Here’s an easy way to stay on top of this; sign up for the Service Experts Email Club. This is a great to receive discounts on service, tips and other helpful information directly to your email. Also, your email subscription preferences let’s you set a reminder to change your East Syracuse area home's air filter every 30, 60, 90, 120 or 365 days, or a specific date of your choice.
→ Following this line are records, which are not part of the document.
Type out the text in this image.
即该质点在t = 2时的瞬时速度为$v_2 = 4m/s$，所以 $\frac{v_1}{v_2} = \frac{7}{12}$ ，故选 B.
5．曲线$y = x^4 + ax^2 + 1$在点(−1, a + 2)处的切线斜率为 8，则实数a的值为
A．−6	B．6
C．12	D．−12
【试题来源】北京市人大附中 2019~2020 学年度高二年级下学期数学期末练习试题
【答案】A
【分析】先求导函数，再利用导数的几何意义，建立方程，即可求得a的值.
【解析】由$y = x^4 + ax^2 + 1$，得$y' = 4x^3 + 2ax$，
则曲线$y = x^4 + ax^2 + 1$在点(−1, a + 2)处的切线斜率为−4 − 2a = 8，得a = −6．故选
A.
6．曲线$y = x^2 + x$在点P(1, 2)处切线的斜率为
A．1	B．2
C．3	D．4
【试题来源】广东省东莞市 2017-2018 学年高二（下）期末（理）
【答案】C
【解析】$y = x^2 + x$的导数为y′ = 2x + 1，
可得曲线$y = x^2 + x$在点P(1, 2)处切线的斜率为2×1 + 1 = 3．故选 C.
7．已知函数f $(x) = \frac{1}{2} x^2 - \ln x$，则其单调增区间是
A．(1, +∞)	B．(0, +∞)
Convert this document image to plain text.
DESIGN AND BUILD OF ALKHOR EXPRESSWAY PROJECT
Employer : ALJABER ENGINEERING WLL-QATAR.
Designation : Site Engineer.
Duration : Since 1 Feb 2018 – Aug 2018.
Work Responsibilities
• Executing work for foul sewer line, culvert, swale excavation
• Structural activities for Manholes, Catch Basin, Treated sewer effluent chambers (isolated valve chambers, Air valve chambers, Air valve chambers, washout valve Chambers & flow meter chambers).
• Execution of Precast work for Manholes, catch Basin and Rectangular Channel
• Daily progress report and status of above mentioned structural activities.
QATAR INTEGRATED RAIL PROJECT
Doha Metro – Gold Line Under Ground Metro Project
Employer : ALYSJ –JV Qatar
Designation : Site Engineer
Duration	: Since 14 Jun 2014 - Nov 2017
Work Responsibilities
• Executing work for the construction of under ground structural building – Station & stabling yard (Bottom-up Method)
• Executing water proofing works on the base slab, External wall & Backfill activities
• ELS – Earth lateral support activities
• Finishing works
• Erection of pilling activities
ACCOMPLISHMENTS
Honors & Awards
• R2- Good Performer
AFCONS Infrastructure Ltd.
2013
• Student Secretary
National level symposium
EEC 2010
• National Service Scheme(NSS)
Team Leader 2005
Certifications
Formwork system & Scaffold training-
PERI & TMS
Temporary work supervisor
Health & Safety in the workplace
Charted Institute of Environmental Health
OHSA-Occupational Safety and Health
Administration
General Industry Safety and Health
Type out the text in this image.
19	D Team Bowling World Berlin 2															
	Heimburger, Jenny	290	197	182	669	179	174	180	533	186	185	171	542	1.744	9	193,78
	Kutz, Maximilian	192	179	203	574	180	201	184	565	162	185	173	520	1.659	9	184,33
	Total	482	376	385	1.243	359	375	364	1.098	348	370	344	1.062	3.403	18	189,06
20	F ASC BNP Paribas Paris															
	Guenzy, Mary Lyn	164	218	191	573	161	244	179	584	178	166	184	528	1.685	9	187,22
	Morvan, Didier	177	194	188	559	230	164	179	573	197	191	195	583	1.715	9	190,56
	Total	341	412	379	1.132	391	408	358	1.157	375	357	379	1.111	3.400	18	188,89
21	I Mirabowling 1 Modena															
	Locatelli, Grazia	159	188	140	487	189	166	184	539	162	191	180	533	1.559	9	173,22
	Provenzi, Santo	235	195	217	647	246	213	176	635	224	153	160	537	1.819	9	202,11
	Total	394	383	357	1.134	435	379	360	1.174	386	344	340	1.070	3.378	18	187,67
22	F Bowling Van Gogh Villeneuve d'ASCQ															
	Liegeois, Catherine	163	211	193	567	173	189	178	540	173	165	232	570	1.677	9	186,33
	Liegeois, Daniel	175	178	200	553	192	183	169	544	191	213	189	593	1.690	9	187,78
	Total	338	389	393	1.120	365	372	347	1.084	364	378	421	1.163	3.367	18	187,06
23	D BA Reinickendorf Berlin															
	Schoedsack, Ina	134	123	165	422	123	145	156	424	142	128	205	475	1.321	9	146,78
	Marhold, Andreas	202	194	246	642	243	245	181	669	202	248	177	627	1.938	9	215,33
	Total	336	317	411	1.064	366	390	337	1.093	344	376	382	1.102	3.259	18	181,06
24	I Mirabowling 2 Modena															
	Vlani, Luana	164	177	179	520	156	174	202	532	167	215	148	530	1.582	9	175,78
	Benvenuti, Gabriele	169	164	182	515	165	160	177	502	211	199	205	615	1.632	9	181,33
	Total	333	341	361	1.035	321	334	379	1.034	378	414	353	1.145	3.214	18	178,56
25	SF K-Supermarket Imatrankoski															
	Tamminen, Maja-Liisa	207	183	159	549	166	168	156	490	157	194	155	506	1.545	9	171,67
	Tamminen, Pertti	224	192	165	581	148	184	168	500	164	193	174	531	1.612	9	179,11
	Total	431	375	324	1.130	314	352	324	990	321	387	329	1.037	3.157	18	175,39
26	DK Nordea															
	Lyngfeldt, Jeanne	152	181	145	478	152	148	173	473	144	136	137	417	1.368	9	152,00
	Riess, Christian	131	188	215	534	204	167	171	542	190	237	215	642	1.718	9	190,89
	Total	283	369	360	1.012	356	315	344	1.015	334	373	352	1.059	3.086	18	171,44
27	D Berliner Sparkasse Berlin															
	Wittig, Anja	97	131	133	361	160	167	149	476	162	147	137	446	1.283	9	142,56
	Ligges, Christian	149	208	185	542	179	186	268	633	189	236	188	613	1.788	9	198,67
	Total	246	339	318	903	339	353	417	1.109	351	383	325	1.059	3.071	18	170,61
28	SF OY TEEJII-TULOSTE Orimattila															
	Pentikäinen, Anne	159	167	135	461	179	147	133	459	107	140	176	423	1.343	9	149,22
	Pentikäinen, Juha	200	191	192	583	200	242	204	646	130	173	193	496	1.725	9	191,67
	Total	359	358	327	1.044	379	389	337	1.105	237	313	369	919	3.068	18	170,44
How to replace your return air filter

Most of us know how to replace the air filter in their equipment, but some houses have another filter in the return vent. Whether you have one or not is dependent on the HVAC manufacturer's recommendation. Your HVAC is made to handle a maximum amount of pressure in your house, and the more filters you have the more the blower motor works, which can decrease the life of your system if it isn't designed for it. Learning whether you have a return filter and replacing it is simple:

  1. Locate your return air vents.
  2. Some covers have screws and some have tabs. Unscrew or pull tabs to pull off the wall.
  3. Inspect for a filter. If one is in place, pull it out and write down the size.
  4. Verify the filter type is the one recommended by the manufacturer.
  5. If filter is dirty, replace with the manufacturer's recommended filter of the same size and type.
Amazing as it may seem, filters can really impact your home's airflow, which is why we recommend asking the manufacturer. A more expensive HEPA filter that is designed to catch finer particles will obstruct airflow more than a cheaper filter. With restricted airflow comes greater pressure on your system, so you ought to verify that your HVAC system was built to handle it. Otherwise, you could experience uneven heating and cooling efficiency in your home, and system parts may wear out much faster than normal.